Inheriting Equatable in Swift

Today, I was working on creating some Swift objects that needed to conform to the Equatable protocol. Generally this is quite easy as you just implement the == function for the class.


func ==(rhs: , lhs: ) -> Bool {
    return 
}

The issue is these functions are required to be global (that's the way operator declarations work in Swift), so there is no easy way to inherit your equality from super classes. Here is an incredibly contrived example:


class Person: Equatable {
    var name: String = ""
}

class Employee: Person {
    var position: String = ""
}

func ==(lhs: Person, rhs: Person) -> Bool {
    return lhs.name == rhs.name
}

func ==(lhs: Employee, rhs: Employee) -> Bool {
    return lhs.name == rhs.name && lhs.postion == rhs.position
}

Say we want to implement Equatable for both of these classes. We will want Equatable for Person objects to mean they have the same name (this is really all we have in this class, but pretend it was more complicated). Employees can have the same name, but their equality will also depend on their position (manager, worker, owner, etc..). We don't want to have to reimplement the Person == functionality in our subclass, usually you would want to call to super, but since Swift operators are global, you have no sense of super. The solution is actually quite simple when you think about it. You want to move the Equatable logic into the classes where they can call to super. Just have your == function call into equalTo() on your instances, you can create it like this.
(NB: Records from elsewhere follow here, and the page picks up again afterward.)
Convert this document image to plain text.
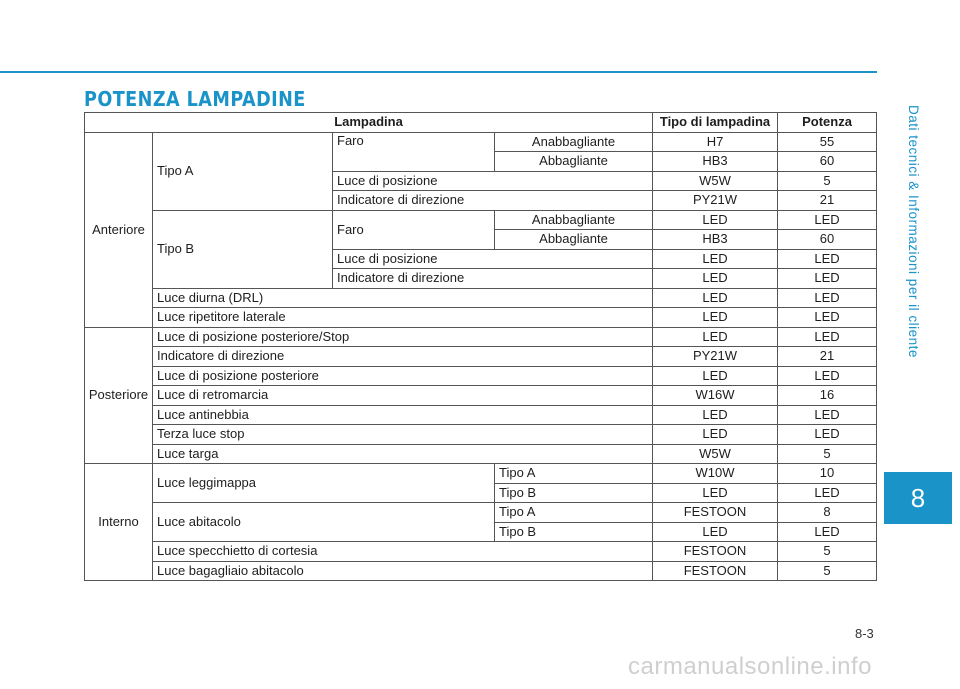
POTENZA LAMPADINE
Lampadina				Tipo di lampadina	Potenza
Anteriore	Tipo A	Faro	Anabbagliante	H7	55
			Abbagliante	HB3	60
		Luce di posizione		W5W	5
		Indicatore di direzione		PY21W	21
	Tipo B	Faro	Anabbagliante	LED	LED
			Abbagliante	HB3	60
		Luce di posizione		LED	LED
		Indicatore di direzione		LED	LED
	Luce diurna (DRL)			LED	LED
	Luce ripetitore laterale			LED	LED
Posteriore	Luce di posizione posteriore/Stop			LED	LED
	Indicatore di direzione			PY21W	21
	Luce di posizione posteriore			LED	LED
	Luce di retromarcia			W16W	16
	Luce antinebbia			LED	LED
	Terza luce stop			LED	LED
	Luce targa			W5W	5
Interno	Luce leggimappa		Tipo A	W10W	10
			Tipo B	LED	LED
	Luce abitacolo		Tipo A	FESTOON	8
			Tipo B	LED	LED
	Luce specchietto di cortesia			FESTOON	5
	Luce bagagliaio abitacolo			FESTOON	5
Dati tecnici & Informazioni per il cliente
8
8-3
carmanualsonline.info
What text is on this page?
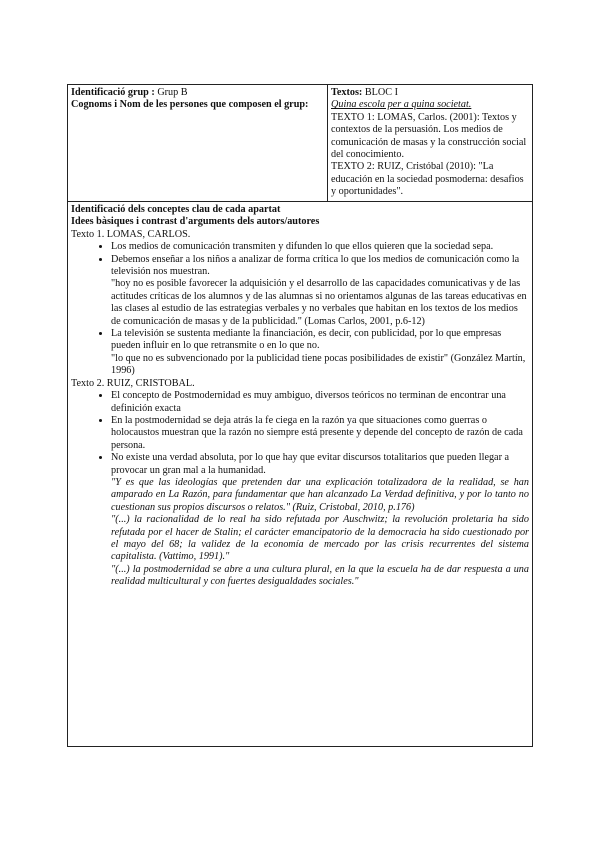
Identificació grup : Grup B
Cognoms i Nom de les persones que composen el grup:

Textos: BLOC I
Quina escola per a quina societat.
TEXTO 1: LOMAS, Carlos. (2001): Textos y contextos de la persuasión. Los medios de comunicación de masas y la construcción social del conocimiento.
TEXTO 2: RUIZ, Cristóbal (2010): "La educación en la sociedad posmoderna: desafios y oportunidades".

Identificació dels conceptes clau de cada apartat
Idees bàsiques i contrast d'arguments dels autors/autores
Texto 1. LOMAS, CARLOS.

• Los medios de comunicación transmiten y difunden lo que ellos quieren que la sociedad sepa.

• Debemos enseñar a los niños a analizar de forma crítica lo que los medios de comunicación como la televisión nos muestran.

"hoy no es posible favorecer la adquisición y el desarrollo de las capacidades comunicativas y de las actitudes críticas de los alumnos y de las alumnas si no orientamos algunas de las tareas educativas en las clases al estudio de las estrategias verbales y no verbales que habitan en los textos de los medios de comunicación de masas y de la publicidad." (Lomas Carlos, 2001, p.6-12)

• La televisión se sustenta mediante la financiación, es decir, con publicidad, por lo que empresas pueden influir en lo que retransmite o en lo que no.

"lo que no es subvencionado por la publicidad tiene pocas posibilidades de existir" (González Martín, 1996)

Texto 2. RUIZ, CRISTOBAL.

• El concepto de Postmodernidad es muy ambiguo, diversos teóricos no terminan de encontrar una definición exacta

• En la postmodernidad se deja atrás la fe ciega en la razón ya que situaciones como guerras o holocaustos muestran que la razón no siempre está presente y depende del concepto de razón de cada persona.

• No existe una verdad absoluta, por lo que hay que evitar discursos totalitarios que pueden llegar a provocar un gran mal a la humanidad.

"Y es que las ideologías que pretenden dar una explicación totalizadora de la realidad, se han amparado en La Razón, para fundamentar que han alcanzado La Verdad definitiva, y por lo tanto no cuestionan sus propios discursos o relatos." (Ruiz, Cristobal, 2010, p.176)

"(...) la racionalidad de lo real ha sido refutada por Auschwitz; la revolución proletaria ha sido refutada por el hacer de Stalin; el carácter emancipatorio de la democracia ha sido cuestionado por el mayo del 68; la validez de la economía de mercado por las crisis recurrentes del sistema capitalista. (Vattimo, 1991)."

"(...) la postmodernidad se abre a una cultura plural, en la que la escuela ha de dar respuesta a una realidad multicultural y con fuertes desigualdades sociales."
func ==(lhs: Person, rhs: Person) -> Bool {
    return lhs.equalTo(rhs)
}

func equalTo(person: Person) -> Bool {
    return self.name == person.name
}

Now you can then easily call the equalTo() function in your parent class. Here is the the completed solution, and Playground.


func ==(lhs: Person, rhs: Person) -> Bool {
    return equalTo(rhs)
}

func ==(lhs: Employee, rhs: Employee) -> Bool {
    return lhs.equalTo(rhs)
}

class Person: Equatable {

    var name: String = "Bob"

    func equalTo(person: Person) -> Bool {
        return self.name == person.name
    }
}

class Employee: Person {

    var position: String = "Manager"

    func equalTo(person: Employee) -> Bool {
        var match = super.equalTo(person)
        match = match && self.position == person.position
        return match
    }
}

This was tested on Swift 1.2

UPDATE 11/6/2015: Creating an isEqual function on NSObject subclasses was causing issues, changing to equalTo() fixes this.